Preparation is key to effective public speaking, and you need to spend a good deal of time thinking about your presentation before you begin actually putting it together. As I explained in previous posts, you first must find out as much as you can about your audience (see here and here) and then you must decide what your main point is going to be (see here).
Then you must tailor your presentation to answer this question about your audience: What’s in it for them? (You will sometimes see the acronym WIIFM, for What’s IN It For Me? It’s the same idea.)
Listeners in your audience will want to know why they should be investing their time listening to you, and you better make it worth their while. If audience members don’t understand why they should care about what you say you will have a hard time keeping their attention. Worse, they may tune out so much that they miss the point you want to make.
Your goal when presenting is to marry the main point you want to make to what is in it for your audience.
Let’s look at an example. You are going to pitch a new project proposal to senior management. The main point of the presentation is to get approval to proceed.
You really want this project to go forward because it will do wonders for your career in terms of exposure, responsibility and, likely, compensation. Should you focus on those things? No. You probably shouldn’t even mention the benefits the project would have for you. Your audience is not going to care about any of that.
The thrust of your presentation needs to be the reasons why approval would be good for senior management. Would the project be a new source of revenue? How much is it likely to generate? Would it cut costs? By how much? Would it bring prestige or increased exposure to the company (and therefore, to senior management)?
Those are the questions you consider answering in your presentation.
Broad Self-Interest
Keep in mind that your appeal may be to a broader self-interest rather than a specific one for each audience member. Say, for instance, your presentation is about the diversity initiatives in your workplace. A listener who identifies has a minority would have a direct self-interest in learning about that. But what if your audience was made up of mostly white male executives? In that situation, you might appeal to a broader self-interest. For instance, you might want to emphasize that companies with diversity initiatives are seen as positive role models by the public, appealing to the male executives pride and ego.

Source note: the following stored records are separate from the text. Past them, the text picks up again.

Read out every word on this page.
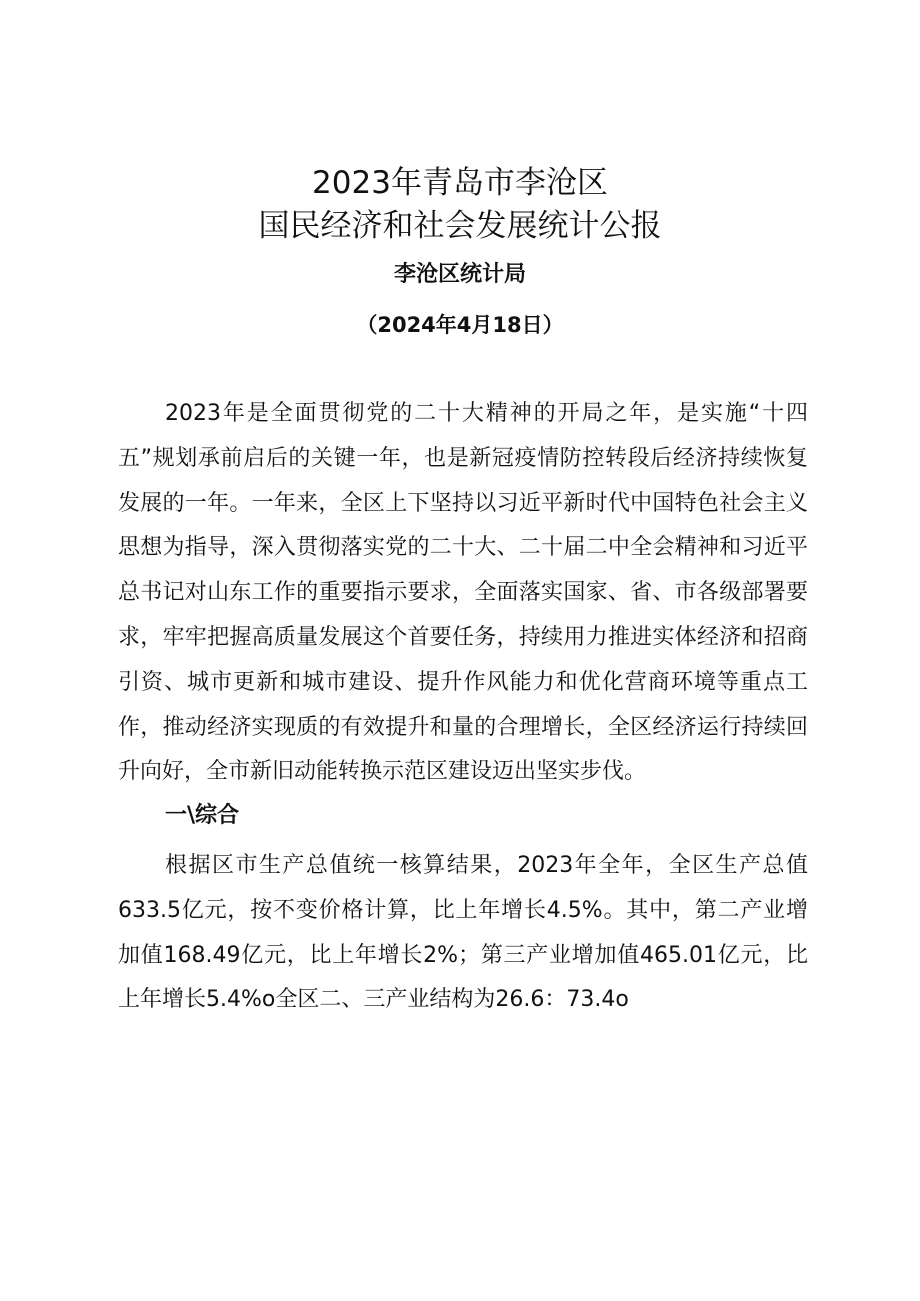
2023年青岛市李沧区
国民经济和社会发展统计公报
李沧区统计局
（2024年4月18日）

2023年是全面贯彻党的二十大精神的开局之年，是实施“十四五”规划承前启后的关键一年，也是新冠疫情防控转段后经济持续恢复发展的一年。一年来，全区上下坚持以习近平新时代中国特色社会主义思想为指导，深入贯彻落实党的二十大、二十届二中全会精神和习近平总书记对山东工作的重要指示要求，全面落实国家、省、市各级部署要求，牢牢把握高质量发展这个首要任务，持续用力推进实体经济和招商引资、城市更新和城市建设、提升作风能力和优化营商环境等重点工作，推动经济实现质的有效提升和量的合理增长，全区经济运行持续回升向好，全市新旧动能转换示范区建设迈出坚实步伐。

一\综合

根据区市生产总值统一核算结果，2023年全年，全区生产总值633.5亿元，按不变价格计算，比上年增长4.5%。其中，第二产业增加值168.49亿元，比上年增长2%；第三产业增加值465.01亿元，比上年增长5.4%o全区二、三产业结构为26.6：73.4o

Sometimes, the answer to “What’s in It for Them?” is more general or informative. Say you have been tasked to explain new compliance policies to every department in the company. Your main point is that these policies must be followed. For those departments that are affected by the policies, you would focus on how it would be beneficial for them to follow the policies (and detrimental to them if they don’t). But what about departments where the policies won’t have an impact? What’s in it for them? You could use the presentation to reassure them that the company is keeping up with all compliance demands so that it will remain in good standing (i.e., “your jobs will be safe.”) The details of the policies may not stick with your audiences in those departments, but they will leave knowing there are policies and that the company is on top of its compliance obligations.
Icebreaker Question
Depending on the topic, you can even use the “What’s In It for Me?” question to start your presentation. Like so:
· “You may be asking yourself, what does this project mean for my job?”
· “You may ask, why should I care about topic X?”
· “You may be asking, how do the changes in the company affect me?”
Let’s wrap this topic up with a personal example. A while back I used to run two different public-speaking workshops at a company. One was a daylong workshop and the other was two days. Workers would regularly ask me which workshop they should take. Of course, I wanted everyone to take the two-day workshop (Double the money! Less setup time!). So my main point was to persuade them to sign up for the two-day workshop, but my pitch never included the benefits the longer workshop had for me.
I focused on the benefits that the two-day workshop offered to the worker. With the two-day workshop, the participant would get up and speak before the class twice as many times, and the more practice they got the more feedback I could give them. Also with the two-day workshop, their presentations were videotaped so we could watch them together and I could point out specifics. And they got to keep a copy of their presentations to take home to study later.
Not a word about how the two-day workshop benefited me. It was all about “What’s in It for Them?”